La nouvelle méthode de repérage des fausses informations sur Facebook pourrait aller l'encontre de la liberté d'expression et se transformer en censure, estime l'avocat, écrivain Emmanuel Pierrat.
RT France : Pensez-vous que la nouvelle méthode de Facebook pour repérer les fausses informations, va se transformer en censure ?
Emmanuel Pierrat (E. P.) : Oui, ça y ressemble, parce c’est une méthode très subjective, par ailleurs. C’est contraire au principe d’internet et des réseaux sociaux – a priori, qui est de la liberté d’expression. Mais Facebook utilise déjà des méthodes de censure. Il y a déjà des sujets sur lesquels Facebook intervient et retire automatiquement – sur les questions de morale sexuelle, sur les tableaux anciens…
RT France : Comme L’origine du monde ?
E. P. : Exactement, c’est une grande absurdité. Un tableau, un chef d’œuvre qui est visible dans un musée parisien est interdit sur Facebook. Donc, Facebook est déjà un instrument qui va à l’encontre de la politique de liberté d’expression. Mais leur système, leur façon de mettre en place cette espèce de comité de vérification ou de dénonciation de ce qui serait faux ressemble à un comité de censure.

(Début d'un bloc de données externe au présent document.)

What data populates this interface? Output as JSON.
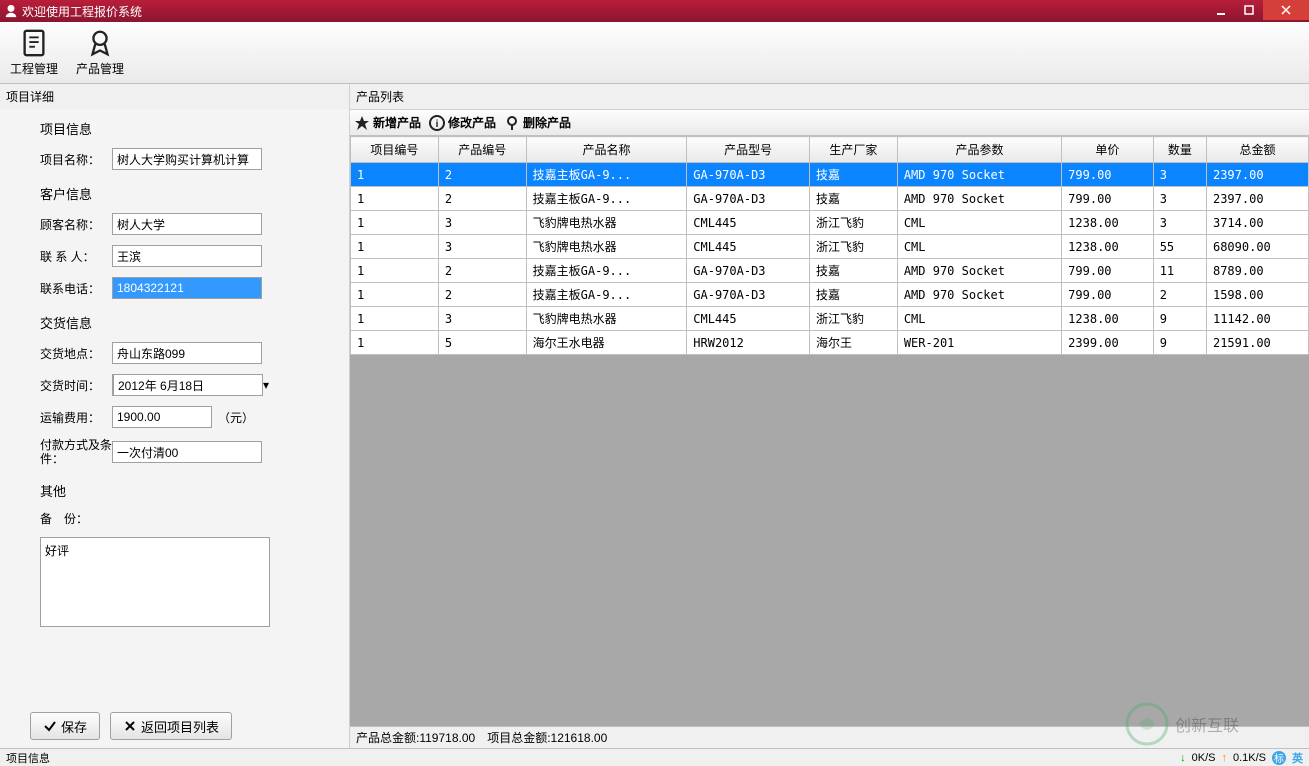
{
  "window": {
    "title": "欢迎使用工程报价系统"
  },
  "toolbar": {
    "project_mgmt": "工程管理",
    "product_mgmt": "产品管理"
  },
  "left": {
    "panel_title": "项目详细",
    "sections": {
      "project_info": "项目信息",
      "customer_info": "客户信息",
      "delivery_info": "交货信息",
      "other": "其他"
    },
    "labels": {
      "project_name": "项目名称：",
      "customer_name": "顾客名称：",
      "contact_person": "联 系 人：",
      "contact_phone": "联系电话：",
      "delivery_addr": "交货地点：",
      "delivery_time": "交货时间：",
      "shipping_fee": "运输费用：",
      "payment_terms": "付款方式及条件：",
      "remarks": "备　份："
    },
    "values": {
      "project_name": "树人大学购买计算机计算",
      "customer_name": "树人大学",
      "contact_person": "王滨",
      "contact_phone": "1804322121",
      "delivery_addr": "舟山东路099",
      "delivery_time": "2012年 6月18日",
      "shipping_fee": "1900.00",
      "shipping_unit": "（元）",
      "payment_terms": "一次付清00",
      "remarks": "好评"
    },
    "buttons": {
      "save": "保存",
      "back": "返回项目列表"
    }
  },
  "right": {
    "list_title": "产品列表",
    "actions": {
      "add": "新增产品",
      "edit": "修改产品",
      "delete": "删除产品"
    },
    "columns": [
      "项目编号",
      "产品编号",
      "产品名称",
      "产品型号",
      "生产厂家",
      "产品参数",
      "单价",
      "数量",
      "总金额"
    ],
    "rows": [
      [
        "1",
        "2",
        "技嘉主板GA-9...",
        "GA-970A-D3",
        "技嘉",
        "AMD 970 Socket",
        "799.00",
        "3",
        "2397.00"
      ],
      [
        "1",
        "2",
        "技嘉主板GA-9...",
        "GA-970A-D3",
        "技嘉",
        "AMD 970 Socket",
        "799.00",
        "3",
        "2397.00"
      ],
      [
        "1",
        "3",
        "飞豹牌电热水器",
        "CML445",
        "浙江飞豹",
        "CML",
        "1238.00",
        "3",
        "3714.00"
      ],
      [
        "1",
        "3",
        "飞豹牌电热水器",
        "CML445",
        "浙江飞豹",
        "CML",
        "1238.00",
        "55",
        "68090.00"
      ],
      [
        "1",
        "2",
        "技嘉主板GA-9...",
        "GA-970A-D3",
        "技嘉",
        "AMD 970 Socket",
        "799.00",
        "11",
        "8789.00"
      ],
      [
        "1",
        "2",
        "技嘉主板GA-9...",
        "GA-970A-D3",
        "技嘉",
        "AMD 970 Socket",
        "799.00",
        "2",
        "1598.00"
      ],
      [
        "1",
        "3",
        "飞豹牌电热水器",
        "CML445",
        "浙江飞豹",
        "CML",
        "1238.00",
        "9",
        "11142.00"
      ],
      [
        "1",
        "5",
        "海尔王水电器",
        "HRW2012",
        "海尔王",
        "WER-201",
        "2399.00",
        "9",
        "21591.00"
      ]
    ],
    "footer": {
      "product_total_label": "产品总金额:",
      "product_total": "119718.00",
      "project_total_label": "项目总金额:",
      "project_total": "121618.00"
    }
  },
  "statusbar": {
    "left": "项目信息",
    "net_down": "0K/S",
    "net_up": "0.1K/S",
    "ime1": "标",
    "ime2": "英"
  },
  "watermark": "创新互联"
}
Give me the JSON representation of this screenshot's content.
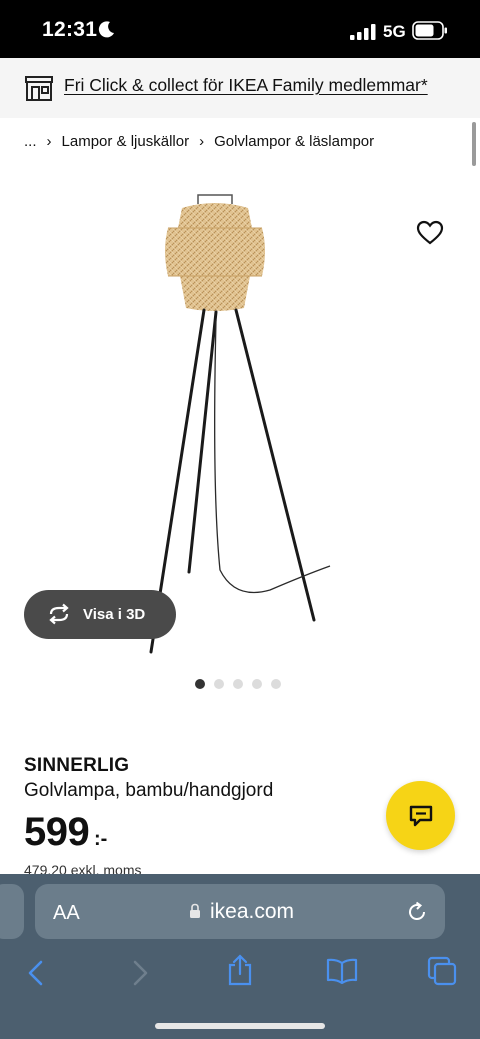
{
  "status_bar": {
    "time": "12:31",
    "network": "5G"
  },
  "promo": {
    "text": "Fri Click & collect för IKEA Family medlemmar*",
    "icon": "store-icon"
  },
  "breadcrumb": {
    "items": [
      "...",
      "Lampor & ljuskällor",
      "Golvlampor & läslampor"
    ]
  },
  "product": {
    "name": "SINNERLIG",
    "description": "Golvlampa, bambu/handgjord",
    "price": "599",
    "price_suffix": ":-",
    "price_ex_vat": "479,20 exkl. moms",
    "image_count": 5,
    "active_image": 0
  },
  "view3d": {
    "label": "Visa i 3D"
  },
  "browser": {
    "text_size_label": "AA",
    "url": "ikea.com"
  },
  "colors": {
    "chat_button": "#f6d416",
    "safari_bar": "#4c5f6f",
    "view3d_button": "#4a4a4a"
  }
}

Il ne faut pas se tromper, Facebook, supposé transnational, est une société américaine avant tout
RT France : Plusieurs utilisateurs de Facebook se plaignent déjà de décisions «unilatérales» de suppression de certaines images et textes. Pensez-vous que l’introduction de nouvelles méthodes de repérage d’information va provoquer à son tour la création d’une certaine autorité judiciaire afin de régler les différends ?
E. P. : Oui, cela va être un tribunal privé. Au lieu de se remettre à la justice classique de nos pays, c’est une justice privée qui va se créer, soumise évidemment aux intérêts économiques de Facebook sans faire attention aux particularismes nationaux. Il ne faut pas se tromper, Facebook, supposé transnational, est une société américaine avant tout, même dans sa façon de regarder et analyser les problèmes juridiques qui peuvent se poser à eux. La censure des tableaux est une censure totalement anglo-saxonne, très américaine. Et on l’a avec Facebook qui laisse passer des discours de haine sans difficulté qu’en revanche on peut signaler si cela pose un problème. Donc ce ne sera pas une juridiction d’un point de vue international, mais quelque chose d’assez biaisé et qui ne prendra pas en compte les particularismes régionaux et locaux et la sensibilité d’un tel ou tel pays malheureusement.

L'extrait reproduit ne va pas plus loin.